Menina ou menino?
Durante o último mês que passou, o impulso era aludir à minha posse no Banco Central, ocorrida há quarenta e cinco anos, em 12 de abril de 1972, quando vivíamos os horrores da ditadura militar, no período capitaneada pelo general Médici (me recuso a chamá-lo de presidente). Não estou com cabeça para registros bacenianos (recém terminei dez deles) nem tampouco para desvarios de regimes autoritários.
Pularei três casinhas do tabuleiro gregoriano para atingir ao 1º de junho de 1975. Noite avançada, eu ganhava um dos melhores presentes da minha vida. Aqui, na Capital da Esperança, e fechando o foco, na maternidade do Hospital das Forças Armadas, o famoso e eficiente HFA, nascia minha filha mais velha, Patricia, cuja bisavó paterna comemorava aniversário exatamente naquele dia de início das festas juninas.

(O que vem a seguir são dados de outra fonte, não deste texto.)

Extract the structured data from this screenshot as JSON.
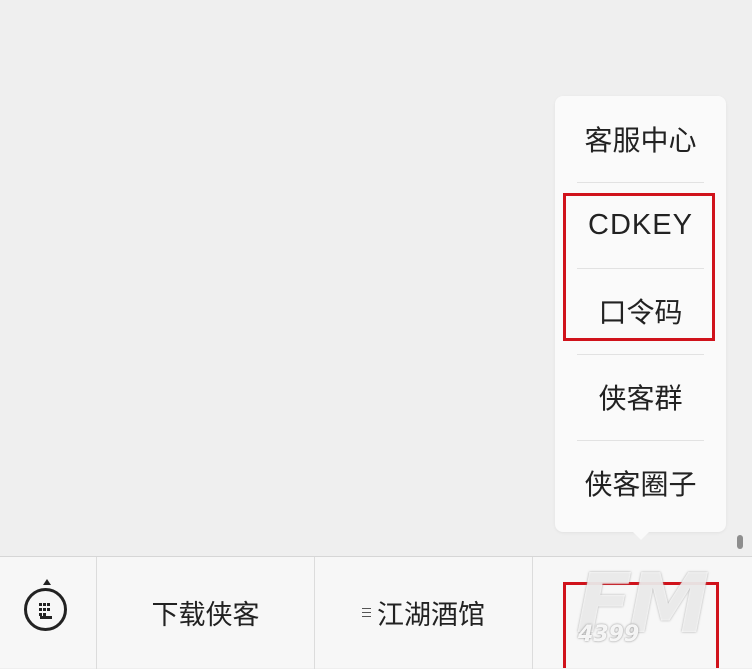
{
  "popup_menu": {
    "items": [
      {
        "label": "客服中心"
      },
      {
        "label": "CDKEY"
      },
      {
        "label": "口令码"
      },
      {
        "label": "侠客群"
      },
      {
        "label": "侠客圈子"
      }
    ]
  },
  "bottom_bar": {
    "keyboard_icon": "keyboard-icon",
    "tabs": [
      {
        "label": "下载侠客",
        "icon": ""
      },
      {
        "label": "江湖酒馆",
        "icon": "menu-lines-icon"
      }
    ]
  },
  "watermark": {
    "main": "FM",
    "sub": "4399"
  },
  "colors": {
    "highlight": "#d0121b",
    "background": "#efefef",
    "menu_background": "#fafafa"
  }
}
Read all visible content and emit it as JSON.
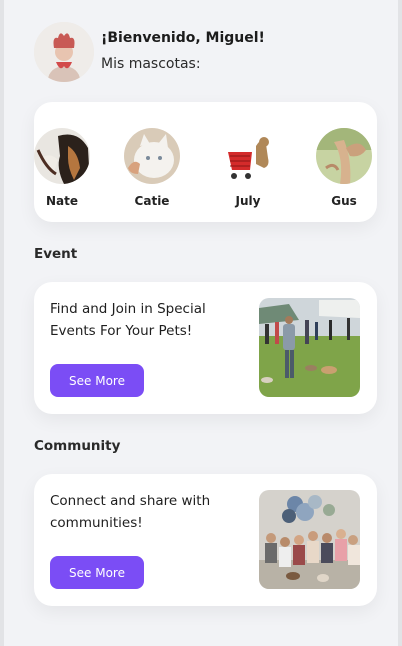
{
  "header": {
    "greeting": "¡Bienvenido, Miguel!",
    "subtitle": "Mis mascotas:"
  },
  "pets": [
    {
      "name": "Nate",
      "icon": "dog-photo-icon"
    },
    {
      "name": "Catie",
      "icon": "cat-photo-icon"
    },
    {
      "name": "July",
      "icon": "dog-cart-photo-icon"
    },
    {
      "name": "Gus",
      "icon": "pet-photo-icon"
    }
  ],
  "event": {
    "section_title": "Event",
    "text": "Find and Join in Special Events For Your Pets!",
    "button": "See More"
  },
  "community": {
    "section_title": "Community",
    "text": "Connect and share with communities!",
    "button": "See More"
  },
  "colors": {
    "accent": "#7b4df5",
    "background": "#f2f3f6",
    "card": "#ffffff"
  }
}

Os mais idosos costumamos reclamar (do que os velhos não se queixam?): acabou o mistério, sabe-se do sexo da criança nos primórdios da gravidez. Brevemente, em meio ao bater de um par ou ímpar, já conheceremos o vencedor – ou a vencedora – pela temperatura das mãos dos contendores ou pelo número de piscadelas nervosas que irão dar. Na porrinha, nossa visão de raio X permitirá ver com antecedência quantos palitinhos há na mão fechada de cada um dos jogadores postados em frente ao boteco do Setor Comercial Sul.
Será a extinção desses dois jogos, o que é gravíssimo.
Assisti há algumas semanas a interessante vídeo no zap – aniversário de um menino. Pouco antes de se cantar o Parabéns pra você, interrompeu-se o evento para que as pessoas ali presentes conhecessem o sexo do bebê ainda no ventre da mãe do aniversariante. Ou seja, até então ninguém naquele ambiente de alegria e congraçamento, ninguém mesmo, era conhecedor de quem viria à luz dali a poucos meses, menino ou menina.
Numa espécie de palco improvisado, o pai, a mãe, o garoto que completava 7 anos e o seu irmão de 9 anos, quarteto nervoso; convidados e convidadas – a maioria, claro, crianças -, sentados nas cadeiras do salão formando ansiosa plateia aos gritos de “abre”, “abre”, “abre”. Queriam que fosse logo mostrado o conteúdo da caixa colorida chegada diretamente do laboratório de análises.
Não sem algum suspense e com muito nervosismo, a mulher de barriga ainda não pronunciada, ao lado do marido e dos dois meninos, começou a levantar a tampa daquela espécie de baú, quando lá de dentro, como se pela força do ar comprimido, pétalas de flores rosas “inundaram” o ambiente…
Integramos a sociedade do espetáculo, do bombardeio de postagens na internet, de todo mundo dizendo pra todo mundo o que se está vivenciando, geralmente de forma glamourosa, artificialismo a rodo.
Dobro-me no entanto ao motivo duplo de tal festa (comemoração e revelação), tanto assim que a divulgo algo entusiasmado.
Sendo impraticável nos dias de hoje aguardar-se realização do parto, que pais e mães abandonem a frieza da sala de espera dos laboratórios e passem a compartilhar a descoberta do sexo dos rebentos, festivamente, cercados de amigos e amigas.
Diversidade de gênero é história a ser contada em outro momento.